Query Your Archive¶
Serverless instances are in preview and do not support this feature at this time. To learn more, see Serverless Instance Limitations.
You can run queries against your archived data.
Connection String¶
To run queries, you must first connect to your Online Archive. Your cluster connection string allows you to only query data in your Atlas cluster. To query your Online Archive, you must use one of the following:
- Connect to Online Archive - this read-only connection string allows you to read data directly from the live cluster, thereby impacting available resources for IOPS, and from your Online Archive.
- Connect to Online Archive and Cluster - this read-only connection string allows you to read data from the Online Archive only and doesn't affect resources of the cluster.

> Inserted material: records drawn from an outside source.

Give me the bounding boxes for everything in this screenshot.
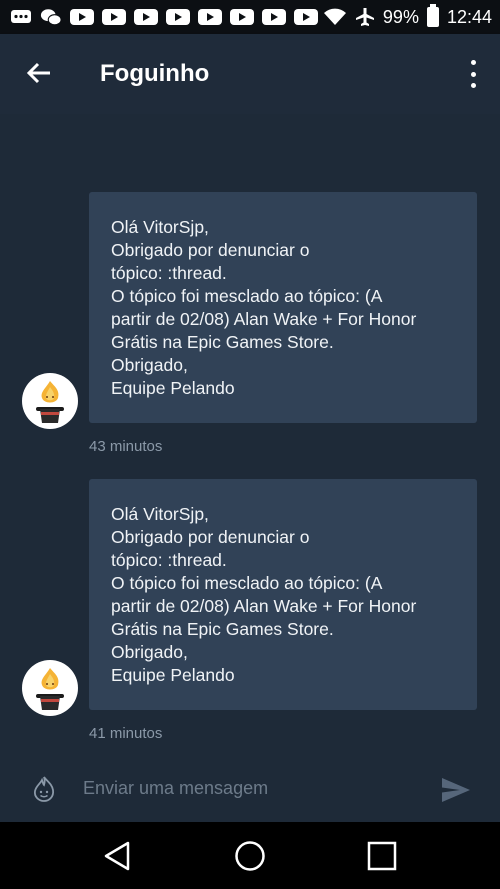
top-hat-fire-icon	[36, 381, 64, 423]
dot	[470, 71, 476, 77]
send-button[interactable]	[440, 776, 472, 804]
message-text: Olá VitorSjp, Obrigado por denunciar o t…	[89, 479, 477, 709]
message-line: O tópico foi mesclado ao tópico: (A	[111, 573, 383, 593]
avatar[interactable]	[22, 373, 78, 429]
message-line: partir de 02/08) Alan Wake + For Honor	[111, 309, 417, 329]
fire-emoji-icon	[33, 776, 55, 802]
message-line: partir de 02/08) Alan Wake + For Honor	[111, 596, 417, 616]
nav-back-button[interactable]	[102, 840, 134, 872]
notification-icons	[0, 8, 318, 26]
arrow-left-icon	[26, 62, 50, 84]
message-line: Equipe Pelando	[111, 665, 235, 685]
status-bar: 99% 12:44	[0, 0, 500, 34]
youtube-icon	[230, 9, 254, 25]
message-line: Obrigado por denunciar o	[111, 240, 310, 260]
youtube-icon	[262, 9, 286, 25]
message-line: Grátis na Epic Games Store.	[111, 619, 334, 639]
message-bubble[interactable]: Olá VitorSjp, Obrigado por denunciar o t…	[89, 192, 477, 423]
conversation-title: Foguinho	[100, 60, 210, 87]
message-line: O tópico foi mesclado ao tópico: (A	[111, 286, 383, 306]
square-recent-icon	[367, 841, 397, 871]
youtube-icon	[102, 9, 126, 25]
app-bar: Foguinho	[0, 34, 500, 114]
airplane-icon	[355, 8, 374, 26]
youtube-icon	[70, 9, 94, 25]
top-hat-fire-icon	[36, 668, 64, 710]
message-timestamp: 41 minutos	[89, 725, 163, 742]
nav-home-button[interactable]	[234, 840, 266, 872]
message-line: Grátis na Epic Games Store.	[111, 332, 334, 352]
message-line: Obrigado por denunciar o	[111, 527, 310, 547]
message-line: Obrigado,	[111, 642, 188, 662]
message-line: tópico: :thread.	[111, 550, 227, 570]
dot	[470, 60, 476, 65]
dot	[470, 83, 476, 88]
system-status: 99% 12:44	[323, 0, 492, 34]
battery-percent: 99%	[382, 6, 419, 27]
youtube-icon	[134, 9, 158, 25]
message-text: Olá VitorSjp, Obrigado por denunciar o t…	[89, 192, 477, 422]
message-bubble[interactable]: Olá VitorSjp, Obrigado por denunciar o t…	[89, 479, 477, 710]
message-input[interactable]: Enviar uma mensagem	[83, 778, 268, 799]
message-line: Equipe Pelando	[111, 378, 235, 398]
emoji-button[interactable]	[30, 775, 58, 803]
messages-icon	[10, 8, 32, 26]
message-line: Obrigado,	[111, 355, 188, 375]
wifi-icon	[323, 8, 346, 25]
youtube-icon	[198, 9, 222, 25]
wechat-icon	[40, 8, 62, 26]
clock: 12:44	[446, 6, 492, 27]
message-list[interactable]: Olá VitorSjp, Obrigado por denunciar o t…	[0, 114, 500, 752]
message-line: tópico: :thread.	[111, 263, 227, 283]
message-line: Olá VitorSjp,	[111, 217, 209, 237]
circle-home-icon	[235, 841, 265, 871]
message-composer: Enviar uma mensagem	[0, 752, 500, 822]
navigation-bar	[0, 822, 500, 889]
youtube-icon	[294, 9, 318, 25]
triangle-back-icon	[104, 841, 130, 871]
message-timestamp: 43 minutos	[89, 438, 163, 455]
battery-icon	[426, 4, 439, 27]
youtube-icon	[166, 9, 190, 25]
message-line: Olá VitorSjp,	[111, 504, 209, 524]
nav-recent-apps-button[interactable]	[366, 840, 398, 872]
avatar[interactable]	[22, 660, 78, 716]
send-icon	[442, 778, 470, 802]
more-options-button[interactable]	[468, 60, 478, 88]
back-button[interactable]	[24, 58, 54, 88]
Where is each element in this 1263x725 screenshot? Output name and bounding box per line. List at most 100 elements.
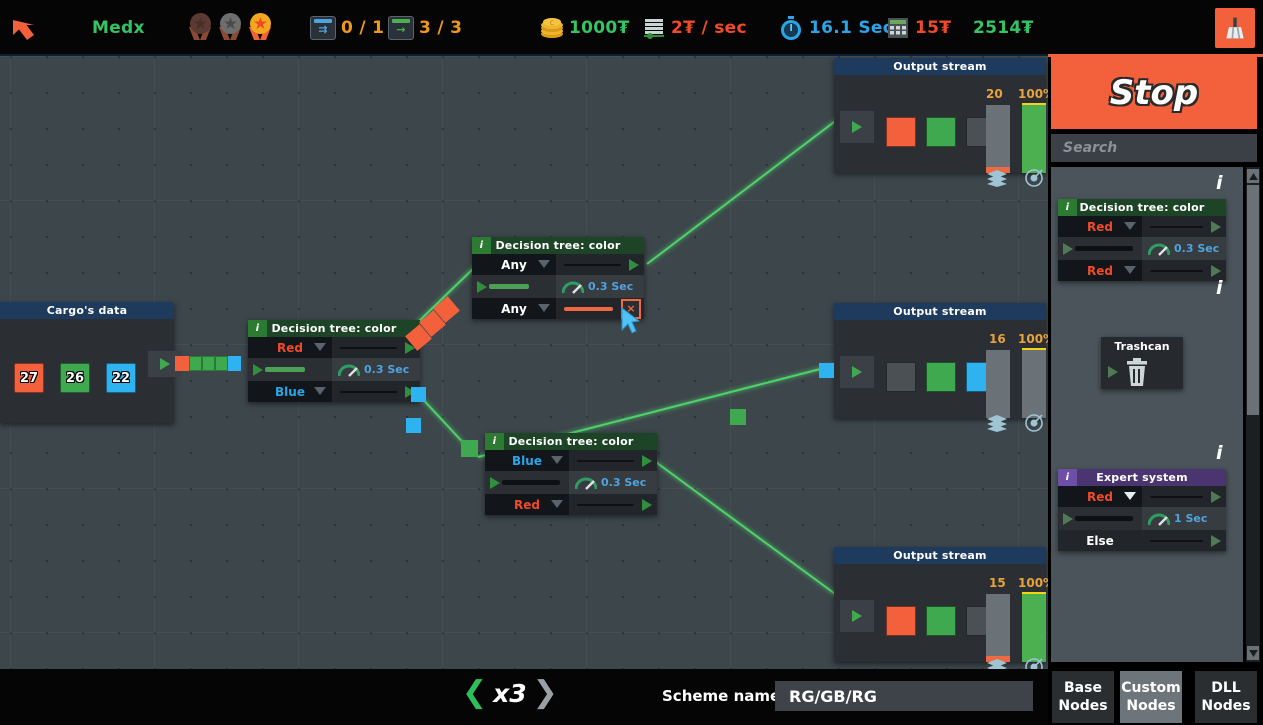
dt3-speed[interactable]: 0.3 Sec: [569, 471, 657, 494]
os1-slot-1[interactable]: [886, 117, 916, 147]
pal-dt-info-icon[interactable]: i: [1058, 199, 1077, 216]
target-icon[interactable]: [1023, 414, 1045, 432]
dt2-top-branch[interactable]: Any: [472, 254, 644, 275]
node-canvas[interactable]: Cargo's data 27 26 22: [0, 56, 1048, 669]
stop-button[interactable]: Stop: [1051, 57, 1257, 129]
palette-decision-tree-node[interactable]: i Decision tree: color Red: [1058, 199, 1226, 281]
dt1-speed[interactable]: 0.3 Sec: [332, 358, 420, 381]
pal-dt-bottom-track[interactable]: [1142, 260, 1226, 281]
dt3-top-output-port[interactable]: [642, 455, 652, 467]
tab-base-nodes[interactable]: Base Nodes: [1052, 671, 1114, 723]
speed-next-button[interactable]: ❯: [533, 678, 558, 708]
output-stream-node-1[interactable]: Output stream 20 100%: [834, 58, 1046, 173]
decision-tree-node-3[interactable]: i Decision tree: color Blue: [485, 433, 657, 515]
pal-ex-bottom-branch[interactable]: Else: [1058, 530, 1226, 551]
dt1-top-branch[interactable]: Red: [248, 337, 420, 358]
dt3-bottom-select[interactable]: Red: [485, 494, 569, 515]
palette-list[interactable]: i i Decision tree: color Red: [1051, 167, 1243, 662]
dt3-top-select[interactable]: Blue: [485, 450, 569, 471]
pal-ex-top-branch[interactable]: Red: [1058, 486, 1226, 507]
decision-tree-node-2[interactable]: i Decision tree: color Any: [472, 237, 644, 319]
dt3-top-track[interactable]: [569, 450, 657, 471]
dt3-bottom-output-port[interactable]: [642, 499, 652, 511]
dt2-bottom-branch[interactable]: Any ×: [472, 298, 644, 319]
tab-dll-nodes[interactable]: DLL Nodes: [1195, 671, 1257, 723]
target-icon[interactable]: [1023, 658, 1045, 669]
dt3-bottom-track[interactable]: [569, 494, 657, 515]
pal-dt-top-branch[interactable]: Red: [1058, 216, 1226, 237]
pal-ex-info-icon[interactable]: i: [1058, 469, 1077, 486]
dt1-bottom-select[interactable]: Blue: [248, 381, 332, 402]
scroll-up-icon[interactable]: [1247, 169, 1259, 183]
dt3-top-branch[interactable]: Blue: [485, 450, 657, 471]
search-field[interactable]: [1051, 134, 1257, 162]
pal-ex-input-port[interactable]: [1058, 507, 1142, 530]
layers-icon[interactable]: [986, 414, 1008, 432]
os1-slot-2[interactable]: [926, 117, 956, 147]
dt2-speed[interactable]: 0.3 Sec: [556, 275, 644, 298]
pal-dt-bottom-output-port[interactable]: [1211, 265, 1221, 277]
scheme-name-input[interactable]: [787, 686, 1033, 707]
os3-slot-2[interactable]: [926, 606, 956, 636]
dt3-info-icon[interactable]: i: [485, 433, 504, 450]
scrollbar-thumb[interactable]: [1247, 185, 1259, 415]
os2-input-port[interactable]: [840, 356, 874, 388]
back-arrow-icon[interactable]: [10, 18, 38, 44]
pal-dt-top-select[interactable]: Red: [1058, 216, 1142, 237]
palette-trashcan-node[interactable]: Trashcan: [1101, 337, 1183, 389]
pal-dt-bottom-branch[interactable]: Red: [1058, 260, 1226, 281]
dt1-top-select[interactable]: Red: [248, 337, 332, 358]
dt1-bottom-track[interactable]: [332, 381, 420, 402]
cargo-green[interactable]: 26: [60, 363, 90, 393]
pal-dt-input-port[interactable]: [1058, 237, 1142, 260]
dt1-top-track[interactable]: [332, 337, 420, 358]
pal-dt-bottom-select[interactable]: Red: [1058, 260, 1142, 281]
search-input[interactable]: [1061, 139, 1257, 157]
output-stream-node-3[interactable]: Output stream 15 100%: [834, 547, 1046, 662]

Performance Considerations¶
In general, your queries against archived data will be much slower than your queries against data on the Atlas cluster. When you query your cluster and archived data through the federated connection string:
- Blocking queries, such as sorts that consume and process all input documents to the sort operation before returning results, have performance characteristics associated with the slowest storage, the archive, being queried. The sort operations require all data from the sources being queried before returning the results.
- Streaming queries, such as finds, have performance characteristics associated with the highest performing storage, the Atlas cluster, being queried. Atlas returns the results as soon as they are available, which means returning results from the archive takes longer than returning results from the Atlas cluster.
Query Price¶
For your federated and archive-only queries, you incur costs for the following items.
Data Scan¶
During data scan, Atlas processes data from both the cluster and
the archive. Atlas runs as much of the query on the cluster as it
can to minimize the amount of data it needs to scan. For example, for a
match
query that specifies a specific value, Atlas only
retrieves documents with the specified value from the cluster.
Atlas then combines the retrieved documents with the archived data
and returns.
For blocking queries that need to access all data stored in the
underlying cluster, Atlas retrieves all data. For example, for a
sort
(with no match
), Atlas retrieves all data from the
cluster and archive to be sorted.
Data Access¶
MongoDB charges a fee for each partition that you query in the archive. If your query requires querying specific partitions, MongoDB downloads the partitions and each downloaded partition corresponds to a single access.
Data Seek¶
To find partitions based on the query and query fields, Atlas runs operations on the archive. Each such operation that Atlas runs finds up to 1000 partitions. Atlas runs the minimum number of required operations to find the partitions required to satisfy the query. For example, if your query requires 100 partitions that are covered in your query fields, Atlas runs only one operation to satisfy the query.
Data Transfer¶
Data that is transferred to the federated infrastructure incurs data transfer costs.